The Chinese e-commerce and tech stock lost more than 9% yesterday, and is drifting down another 2.2% Friday morning (through 10:40 a.m. ET). Wall Street continues to react to Alibaba's news that it beat earnings yesterday but is canceling its planned spinoff of its cloud computing and AI business, Cloud Intelligence Group (CIG).

Alibaba sales and earnings

The Fool's Jeremy Bowman gave us the details on Alibaba's report yesterday. In a nutshell, the news was that sales grew more than expected in Q3 2023 -- up 9% at $30.8 billion -- and earnings did better than expected as well, flipping from a year-ago loss to a $1.48 profit per American depositary share this time around.

However, the bad news was that Alibaba was expected to spin off its Cloud Intelligence Group in the near future, and investors were looking forward to getting rid of CIG -- perhaps because, at a revenue growth rate of just 2%, it was a relative laggard among Alibaba's several businesses. This plan has now been scuttled, with Alibaba explaining that "U.S. restrictions on export of advanced computing chips has created uncertainties for the prospects of Cloud Intelligence Group," decreasing the value of CIG were it to be spun off.

Is Alibaba stock a sell?

So now Alibaba has decided to keep CIG for itself -- slow growth rate and all -- and Wall Street isn't happy about that. So far this morning, ratings-watcher The Fly reports no fewer than six separate analysts have lowered their price targets on Alibaba, on top of the two analysts who cut their price targets last night.

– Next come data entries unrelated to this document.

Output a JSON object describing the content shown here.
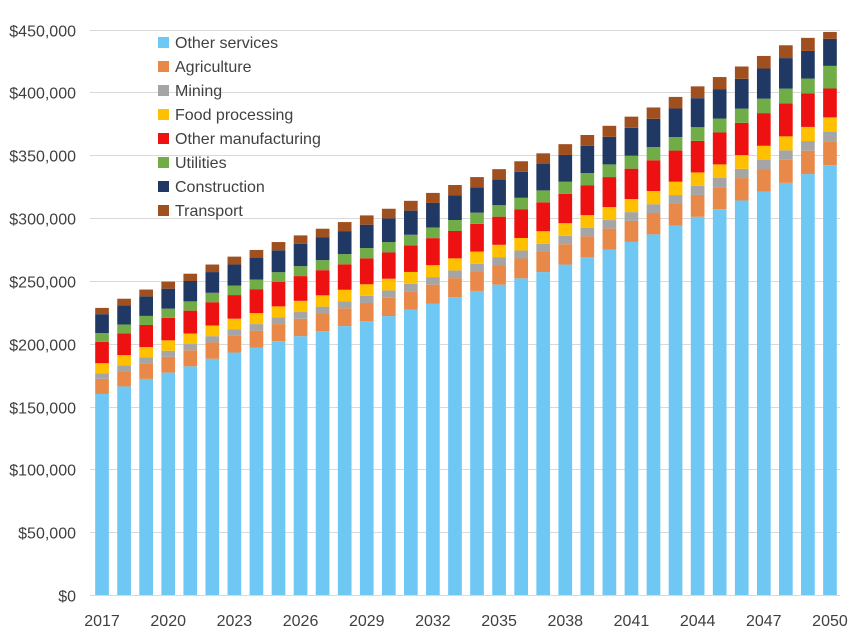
{
  "chart_data": {
    "type": "bar",
    "stacked": true,
    "title": "",
    "xlabel": "",
    "ylabel": "",
    "ylim": [
      0,
      460000
    ],
    "yticks": [
      "$0",
      "$50,000",
      "$100,000",
      "$150,000",
      "$200,000",
      "$250,000",
      "$300,000",
      "$350,000",
      "$400,000",
      "$450,000"
    ],
    "ytick_values": [
      0,
      50000,
      100000,
      150000,
      200000,
      250000,
      300000,
      350000,
      400000,
      450000
    ],
    "categories": [
      "2017",
      "2018",
      "2019",
      "2020",
      "2021",
      "2022",
      "2023",
      "2024",
      "2025",
      "2026",
      "2027",
      "2028",
      "2029",
      "2030",
      "2031",
      "2032",
      "2033",
      "2034",
      "2035",
      "2036",
      "2037",
      "2038",
      "2039",
      "2040",
      "2041",
      "2042",
      "2043",
      "2044",
      "2045",
      "2046",
      "2047",
      "2048",
      "2049",
      "2050"
    ],
    "xtick_labels": [
      "2017",
      "2020",
      "2023",
      "2026",
      "2029",
      "2032",
      "2035",
      "2038",
      "2041",
      "2044",
      "2047",
      "2050"
    ],
    "grid": true,
    "legend_placement": "top-left",
    "series": [
      {
        "name": "Other services",
        "color": "#6FC7F3",
        "values": [
          160000,
          166000,
          172000,
          177000,
          182000,
          188000,
          193000,
          197000,
          202000,
          206000,
          210000,
          214000,
          218000,
          222000,
          227000,
          232000,
          237000,
          242000,
          247000,
          252000,
          257000,
          263000,
          269000,
          275000,
          281000,
          287000,
          294000,
          301000,
          307000,
          314000,
          321000,
          328000,
          335000,
          342000
        ]
      },
      {
        "name": "Agriculture",
        "color": "#E8894A",
        "values": [
          12000,
          12200,
          12400,
          12600,
          12800,
          13000,
          13200,
          13400,
          13600,
          13800,
          14000,
          14200,
          14400,
          14600,
          14800,
          15000,
          15200,
          15400,
          15600,
          15800,
          16000,
          16200,
          16400,
          16600,
          16800,
          17000,
          17200,
          17400,
          17600,
          17800,
          18000,
          18300,
          18600,
          19000
        ]
      },
      {
        "name": "Mining",
        "color": "#A5A5A5",
        "values": [
          4500,
          4600,
          4700,
          4800,
          4900,
          5000,
          5100,
          5200,
          5300,
          5400,
          5500,
          5600,
          5700,
          5800,
          5900,
          6000,
          6100,
          6200,
          6300,
          6400,
          6500,
          6600,
          6700,
          6800,
          6900,
          7000,
          7100,
          7200,
          7300,
          7400,
          7500,
          7600,
          7700,
          7800
        ]
      },
      {
        "name": "Food processing",
        "color": "#FFC000",
        "values": [
          8000,
          8100,
          8200,
          8300,
          8400,
          8500,
          8600,
          8700,
          8800,
          8900,
          9000,
          9100,
          9200,
          9300,
          9400,
          9500,
          9600,
          9700,
          9800,
          9900,
          10000,
          10100,
          10200,
          10300,
          10400,
          10500,
          10600,
          10700,
          10800,
          10900,
          11000,
          11100,
          11200,
          11300
        ]
      },
      {
        "name": "Other manufacturing",
        "color": "#EE1111",
        "values": [
          17000,
          17300,
          17600,
          17900,
          18200,
          18500,
          18800,
          19100,
          19400,
          19700,
          20000,
          20300,
          20600,
          20900,
          21200,
          21500,
          21800,
          22100,
          22400,
          22700,
          23000,
          23300,
          23600,
          23900,
          24200,
          24500,
          24800,
          25100,
          25400,
          25700,
          26000,
          26300,
          26600,
          23000
        ]
      },
      {
        "name": "Utilities",
        "color": "#70AD47",
        "values": [
          7000,
          7100,
          7200,
          7300,
          7400,
          7500,
          7600,
          7700,
          7800,
          7900,
          8000,
          8100,
          8200,
          8300,
          8400,
          8500,
          8700,
          8900,
          9100,
          9300,
          9500,
          9700,
          9900,
          10100,
          10300,
          10500,
          10700,
          10900,
          11100,
          11300,
          11500,
          11700,
          11900,
          18000
        ]
      },
      {
        "name": "Construction",
        "color": "#203864",
        "values": [
          15000,
          15300,
          15600,
          15900,
          16200,
          16500,
          16800,
          17100,
          17400,
          17700,
          18000,
          18300,
          18600,
          18900,
          19200,
          19500,
          19800,
          20100,
          20400,
          20700,
          21000,
          21300,
          21600,
          21900,
          22200,
          22500,
          22800,
          23100,
          23400,
          23700,
          24000,
          24300,
          22000,
          21500
        ]
      },
      {
        "name": "Transport",
        "color": "#A0501E",
        "values": [
          5000,
          5200,
          5400,
          5600,
          5800,
          6000,
          6200,
          6400,
          6600,
          6800,
          7000,
          7200,
          7400,
          7600,
          7800,
          8000,
          8100,
          8200,
          8300,
          8400,
          8500,
          8600,
          8700,
          8800,
          8900,
          9000,
          9200,
          9400,
          9600,
          9800,
          10000,
          10200,
          10400,
          5500
        ]
      }
    ]
  }
}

HSBC noted that Wall Street had been counting on the CIG spinoff to unlock value in Alibaba stock, but is now worried about weakness in the Chinese cloud market. UBS pointed out that Alibaba founder Jack Ma has been selling shares. Morgan Stanley -- which cut Alibaba's price target more than most at $110 a share -- added that it's worried about consumption growth slowing Alibaba's retail sales.

For a whole variety of reasons, therefore, Wall Street is less optimistic about Alibaba stock today. And yet, it's worth pointing out that even the bankers who are cutting price targets today generally agree Alibaba is a buy. And even Morgan Stanley's relatively low $110 price target implies that Alibaba stock could go up 41% from here.

They may be right and they may be wrong. That being said, when I look at Alibaba stock trading for just 8.2 times free cash flow, with a boatload of cash on the books, and revenue growing a respectable 9%, I kind of have to agree: Alibaba's cloud business may not be going great, but Alibaba stock looks really cheap.